4. Mme C... soutient qu'elle réside depuis 2016 en Polynésie française, que son époux exerce en Polynésie française, outre une activité de chef d'entreprise dans le bâtiment, une activité de gestion d'une pension de famille à Tahaa, à raison de laquelle il a fait l'acquisition, en 2019, d'un fonds de commerce, et dans le cadre de laquelle il emploie deux personnes à temps partiel, en qualité d'" extra ", qu'il a déclaré ces deux activités au greffe du tribunal mixte de commerce de Papeete et qu'il s'acquitte des obligations fiscales en découlant, que leurs deux enfants, nés respectivement en 1995 et en 2003, poursuivent leurs études en Polynésie française - la cadette étant également inscrite au sein du pôle " espoirs " de windsurf, à Raiatea -, qu'un de ses frères réside en Polynésie française, depuis 2016, aux côtés de sa famille, qu'un mandat de vente a été confié à une agence immobilière aux fins de vendre leur maison détenue à Sérignan-du-Comtat (département du Vaucluse), qu'elle est inscrite sur les listes électorales de la commune de Tapuamu, et que ses comptes en banque sont situés en Polynésie française. Par ailleurs, la requérante, qui fait état de son attachement à la Polynésie française, où elle soutient que son père avait été affectée lorsqu'il exerçait en tant que légionnaire, se prévaut d'attestations rédigées par la maire de la commune de Tahaa et par le représentant-maire de la commune de Teputapuatea, soutenant sa demande. Toutefois, il ressort des pièces du dossier que Mme C..., qui ne résidait que depuis cinq ans en Polynésie française à la date de la décision attaquée, a vécu jusqu'à l'âge de 47 ans en métropole. Par ailleurs, la requérante, qui a exercé entre 2000 et 2016 en qualité de professeur de lycée professionnel au sein de l'académie d'Aix-Marseille, n'est pas dépourvue d'attaches familiales en métropole, où réside sa mère. Enfin, elle possédait, à la date de la décision attaquée, deux biens immobiliers en métropole. Dans ces circonstances, et en dépit des liens tissés récemment en Polynésie française, Mme C... n'est pas fondée à soutenir que c'est à tort que le ministre de l'éducation nationale, de la jeunesse et des sports a estimé, par la décision attaquée, qu'elle n'avait pas transféré le centre de ses intérêts matériels et moraux en Polynésie française.

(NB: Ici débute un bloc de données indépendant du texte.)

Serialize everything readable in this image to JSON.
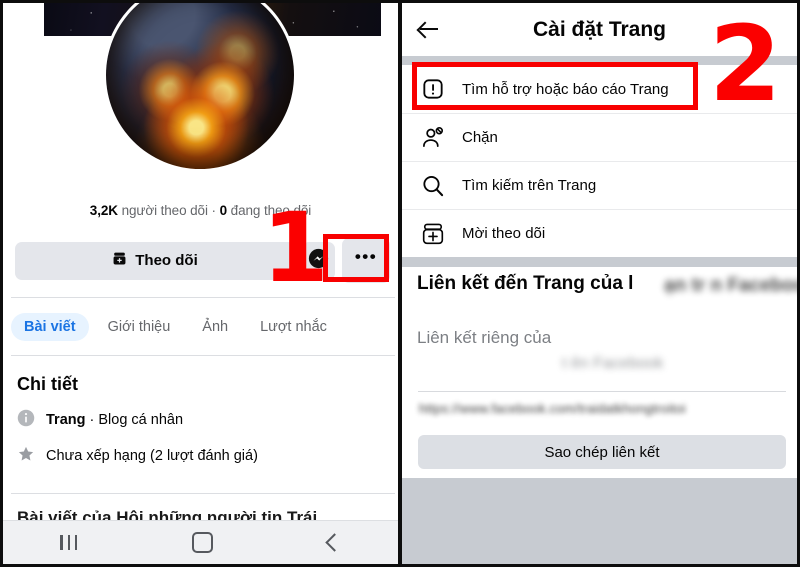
{
  "left_phone": {
    "profile": {
      "avatar_alt": "burning-earth-profile-photo",
      "cover_alt": "starfield-space-cover-photo",
      "stats": {
        "followers_count": "3,2K",
        "followers_label": "người theo dõi",
        "separator": "·",
        "following_count": "0",
        "following_label": "đang theo dõi"
      }
    },
    "actions": {
      "follow_label": "Theo dõi",
      "messenger_label": "Messenger",
      "more_label": "•••"
    },
    "tabs": [
      {
        "label": "Bài viết",
        "active": true
      },
      {
        "label": "Giới thiệu",
        "active": false
      },
      {
        "label": "Ảnh",
        "active": false
      },
      {
        "label": "Lượt nhắc",
        "active": false
      }
    ],
    "details": {
      "title": "Chi tiết",
      "rows": [
        {
          "icon": "info-icon",
          "bold": "Trang",
          "rest": " · Blog cá nhân"
        },
        {
          "icon": "star-icon",
          "bold": "",
          "rest": "Chưa xếp hạng (2 lượt đánh giá)"
        }
      ]
    },
    "feed_heading": "Bài viết của Hội những người tin Trái",
    "navbar": {
      "recents_label": "Recents",
      "home_label": "Home",
      "back_label": "Back"
    }
  },
  "right_phone": {
    "header": {
      "back_label": "Quay lại",
      "title": "Cài đặt Trang"
    },
    "menu": [
      {
        "icon": "exclamation-box-icon",
        "label": "Tìm hỗ trợ hoặc báo cáo Trang",
        "highlighted": true
      },
      {
        "icon": "block-user-icon",
        "label": "Chặn",
        "highlighted": false
      },
      {
        "icon": "search-icon",
        "label": "Tìm kiếm trên Trang",
        "highlighted": false
      },
      {
        "icon": "invite-follow-icon",
        "label": "Mời theo dõi",
        "highlighted": false
      }
    ],
    "link_section": {
      "title": "Liên kết đến Trang của l",
      "title_blur_tail": "ạn tr n Facebook",
      "subtitle": "Liên kết riêng của",
      "subtitle_blur_tail": "t ên Facebook",
      "url_blurred": "https://www.facebook.com/traidatkhongtroitoi",
      "copy_label": "Sao chép liên kết"
    }
  },
  "annotations": {
    "step1": "1",
    "step2": "2",
    "accent_color": "#fb0000"
  }
}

5. En second lieu, les moyens tirés de la méconnaissance de la circulaire du 3 janvier 2007 relative aux conditions d'attribution des congés bonifiés aux agents des trois fonctions publiques ainsi que de la circulaire du 1er mars 2017 relative au critère du centre des intérêts matériels et moraux, lesquelles sont dépourvues de valeur réglementaire, doivent être écartés.

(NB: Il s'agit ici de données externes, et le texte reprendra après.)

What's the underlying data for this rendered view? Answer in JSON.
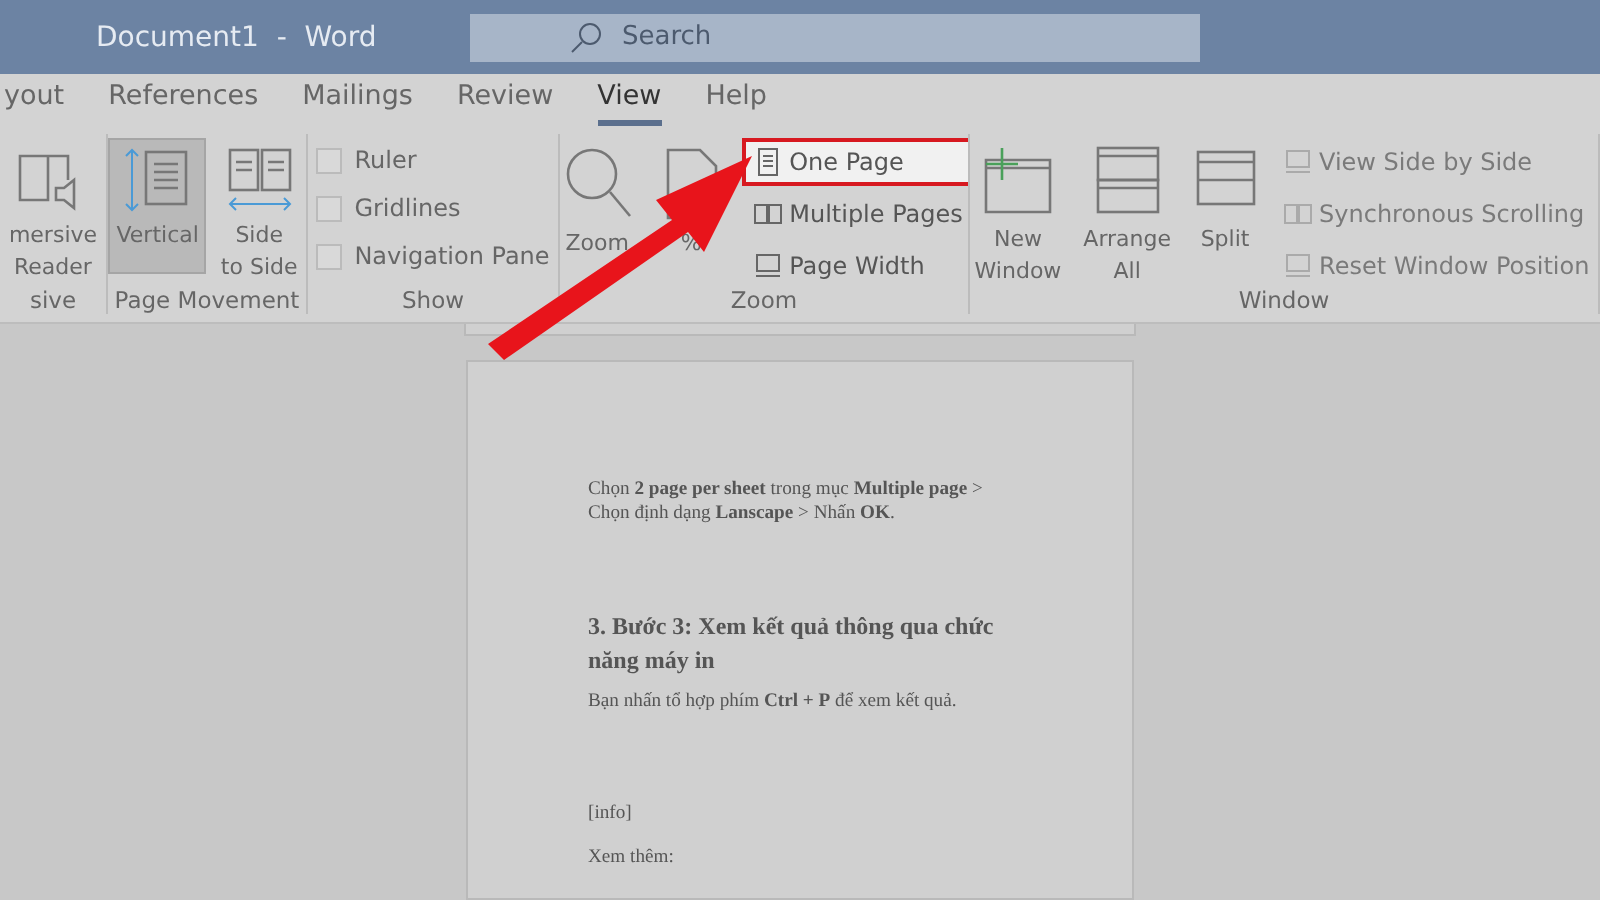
{
  "window": {
    "title": "Document1  -  Word"
  },
  "search": {
    "placeholder": "Search"
  },
  "tabs": [
    {
      "label": "yout",
      "selected": false
    },
    {
      "label": "References",
      "selected": false
    },
    {
      "label": "Mailings",
      "selected": false
    },
    {
      "label": "Review",
      "selected": false
    },
    {
      "label": "View",
      "selected": true
    },
    {
      "label": "Help",
      "selected": false
    }
  ],
  "ribbon_groups": [
    {
      "label": "sive",
      "items": [
        {
          "kind": "large",
          "label": "mersive\nReader",
          "selected": false
        }
      ]
    },
    {
      "label": "Page Movement",
      "items": [
        {
          "kind": "large",
          "label": "Vertical",
          "selected": true
        },
        {
          "kind": "large",
          "label": "Side\nto Side",
          "selected": false
        }
      ]
    },
    {
      "label": "Show",
      "items": [
        {
          "kind": "check",
          "label": "Ruler",
          "checked": false
        },
        {
          "kind": "check",
          "label": "Gridlines",
          "checked": false
        },
        {
          "kind": "check",
          "label": "Navigation Pane",
          "checked": false
        }
      ]
    },
    {
      "label": "Zoom",
      "items": [
        {
          "kind": "large",
          "label": "Zoom",
          "selected": false
        },
        {
          "kind": "large",
          "label": "%",
          "selected": false
        },
        {
          "kind": "small",
          "label": "One Page",
          "highlighted": true,
          "disabled": false
        },
        {
          "kind": "small",
          "label": "Multiple Pages",
          "highlighted": false,
          "disabled": false
        },
        {
          "kind": "small",
          "label": "Page Width",
          "highlighted": false,
          "disabled": false
        }
      ]
    },
    {
      "label": "Window",
      "items": [
        {
          "kind": "large",
          "label": "New\nWindow",
          "selected": false
        },
        {
          "kind": "large",
          "label": "Arrange\nAll",
          "selected": false
        },
        {
          "kind": "large",
          "label": "Split",
          "selected": false
        },
        {
          "kind": "small",
          "label": "View Side by Side",
          "highlighted": false,
          "disabled": true
        },
        {
          "kind": "small",
          "label": "Synchronous Scrolling",
          "highlighted": false,
          "disabled": true
        },
        {
          "kind": "small",
          "label": "Reset Window Position",
          "highlighted": false,
          "disabled": true
        }
      ]
    }
  ],
  "document": [
    {
      "kind": "para",
      "text": "Chọn **2 page per sheet** trong mục **Multiple page** >\nChọn định dạng **Lanscape** > Nhấn **OK**."
    },
    {
      "kind": "heading",
      "text": "3. Bước 3: Xem kết quả thông qua chức\nnăng máy in"
    },
    {
      "kind": "para",
      "text": "Bạn nhấn tổ hợp phím **Ctrl + P** để xem kết quả."
    },
    {
      "kind": "para",
      "text": "[info]"
    },
    {
      "kind": "para",
      "text": "Xem thêm:"
    }
  ]
}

6. Il résulte de tout ce qui précède que Mme C... n'est pas fondée à soutenir que c'est à tort que, par le jugement attaqué, le tribunal administratif de la Polynésie française a rejeté sa demande. Par voie de conséquence, les conclusions présentées par Mme C... au titre des dispositions de l'article L. 761-1 du code de justice administrative doivent être rejetées.
DÉCIDE :
Article 1er : La requête de Mme C... est rejetée.
Article 2 : Le présent arrêt sera notifié à Mme D... C... épouse A... et au ministre de l'éducation nationale, de la jeunesse et des sports.
Délibéré après l'audience du 21 avril 2022, où siégeaient :
- Mme Vrignon-Villalba, présidente de la formation de jugement en application de l'article R. 222-26 du code de justice administrative,
- M. Gobeill, premier conseiller,
- M. Aggiouri, premier conseiller.
Rendu public par mise à disposition au greffe, le 12 mai 2022.
Le rapporteur,
K. B...La présidente,
C. VRIGNON-VILLALBA
La greffière,
F. DUBUY-THIAM
La République mande et ordonne au ministre de l'éducation nationale, de la jeunesse et des sports en ce qui le concerne ou à tous huissiers de justice à ce requis en ce qui concerne les voies de droit commun contre les parties privées, de pourvoir à l'exécution de la présente décision.